Chittagong Hill Tracts: Peace Procession in Rangamati
The local administration of the Rangamati District in the Chittagong Division coordinated a peace march aimed to alleviate tensions between the Bangalee and indigenous communities. At the same time, Chittagong Hill leaders ask for the CHT Agreement to be implemented before the Government starts operating a new medical college in the region, but the leaders in Dhakka want to keep the two issues separate.
Below is an article by The Daily Star:
Photo courtesy of Md. [email protected]
The Rangamati district administration organised a “peace procession” in the town yesterday noon [Tuesday 13 January 2015] to tame the tension between Bangalee settlers and indigenous people over their conflicting priorities.
Adivasi leaders demand that the Chittagong Hill Tracts (CHT) land dispute resolution commission law be amended before the operation of Rangamati Medical College begins while Bangalee leaders say such a development issue should not be linked to the implementation of 1997 CHT peace accord.
Leaders of the two groups discussed the law and order situation at a special meeting before the procession but could not reach a consensus on the key issues that had raised the tension.
The administration lifted Section 144 for a brief time for the procession to took place but later resumed it. It, however, did not resume the curfew, which was in place from Monday [12 January 2015] 5:00pm to 7:00am yesterday [Tuesday 13 January 2015], as no untoward incident occurred since Sunday [11 January 2015] midnight, reports a correspondent.

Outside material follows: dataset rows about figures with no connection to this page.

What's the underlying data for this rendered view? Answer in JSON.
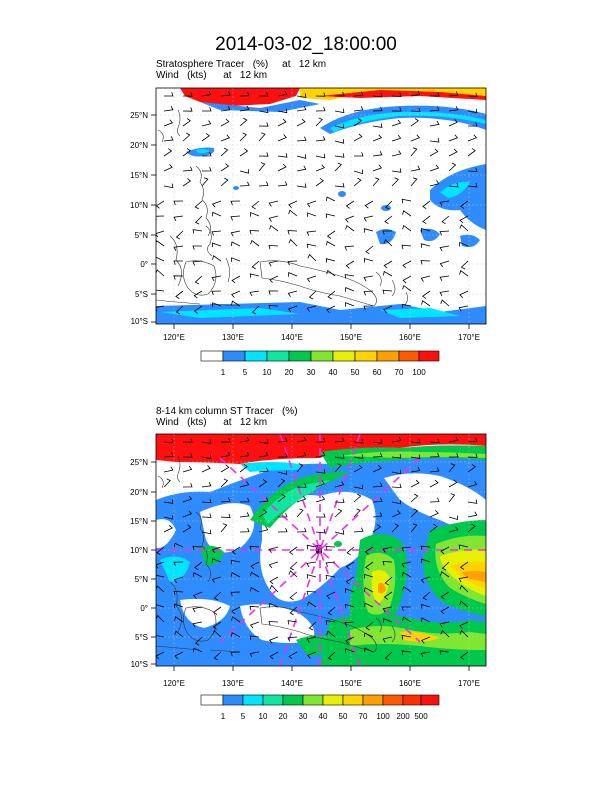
{
  "title": "2014-03-02_18:00:00",
  "panels": [
    {
      "id": "top",
      "subtitle_line1": "Stratosphere Tracer   (%)     at   12 km",
      "subtitle_line2": "Wind   (kts)      at   12 km",
      "lat_labels": [
        "25°N",
        "20°N",
        "15°N",
        "10°N",
        "5°N",
        "0°",
        "5°S",
        "10°S"
      ],
      "lon_labels": [
        "120°E",
        "130°E",
        "140°E",
        "150°E",
        "160°E",
        "170°E"
      ],
      "colorbar_labels": [
        "1",
        "5",
        "10",
        "20",
        "30",
        "40",
        "50",
        "60",
        "70",
        "100"
      ]
    },
    {
      "id": "bottom",
      "subtitle_line1": "8-14 km column ST Tracer   (%)",
      "subtitle_line2": "Wind   (kts)      at   12 km",
      "lat_labels": [
        "25°N",
        "20°N",
        "15°N",
        "10°N",
        "5°N",
        "0°",
        "5°S",
        "10°S"
      ],
      "lon_labels": [
        "120°E",
        "130°E",
        "140°E",
        "150°E",
        "160°E",
        "170°E"
      ],
      "colorbar_labels": [
        "1",
        "5",
        "10",
        "20",
        "30",
        "40",
        "50",
        "70",
        "100",
        "200",
        "500"
      ]
    }
  ],
  "colors": {
    "c1": "#ffffff",
    "c2": "#2f8cff",
    "c3": "#00e5ff",
    "c4": "#11e6a0",
    "c5": "#00c84c",
    "c6": "#80e632",
    "c7": "#e6f000",
    "c8": "#ffd200",
    "c9": "#ffa000",
    "c10": "#ff5a00",
    "c11": "#ff1010",
    "dash_lines": "#ee30ee"
  }
}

In the meeting, Bangalee and indigenous leaders demanded that the administration take measures against those who spread rumours and instigated ethnic clashes.
Ethnic clashes keep occurring in Rangamati as those people have never been punished, said the speakers at the meeting. An inquiry committee formed after an incident of violence in September 2012 held a number of people responsible in its report but no action was taken against them.
Senior citizens, local government representatives, political leaders, law enforcers and officials from the local administration were present in the meeting.
The meeting decided to impose restrictions on the purchase and carrying of objects like marble, Jaaler kathi (iron sticks used in fishing nets) and catapults that had been used in Sunday [11 January 2015]'s violence. Traders were asked to inform the district administration of their stocks of those things and to keep the name and address of the buyers.
However, fishermen would not be barred from buying jaaler kathi, meeting participants said.
Ordinary people did not join the peace procession, as the situation was yet to be normal in the town. Vehicular movement was thin and most of the shops were closed. No inter-district buses or water vessels left Rangamati.
Meanwhile, king of Chakma circle Raja Debashis Roy appreciated the administration's stringent action to stop the violence. He recommended forming a joint citizens' committee in all neighborhoods to maintain peace and a police force comprising Bangalees and indigenous people.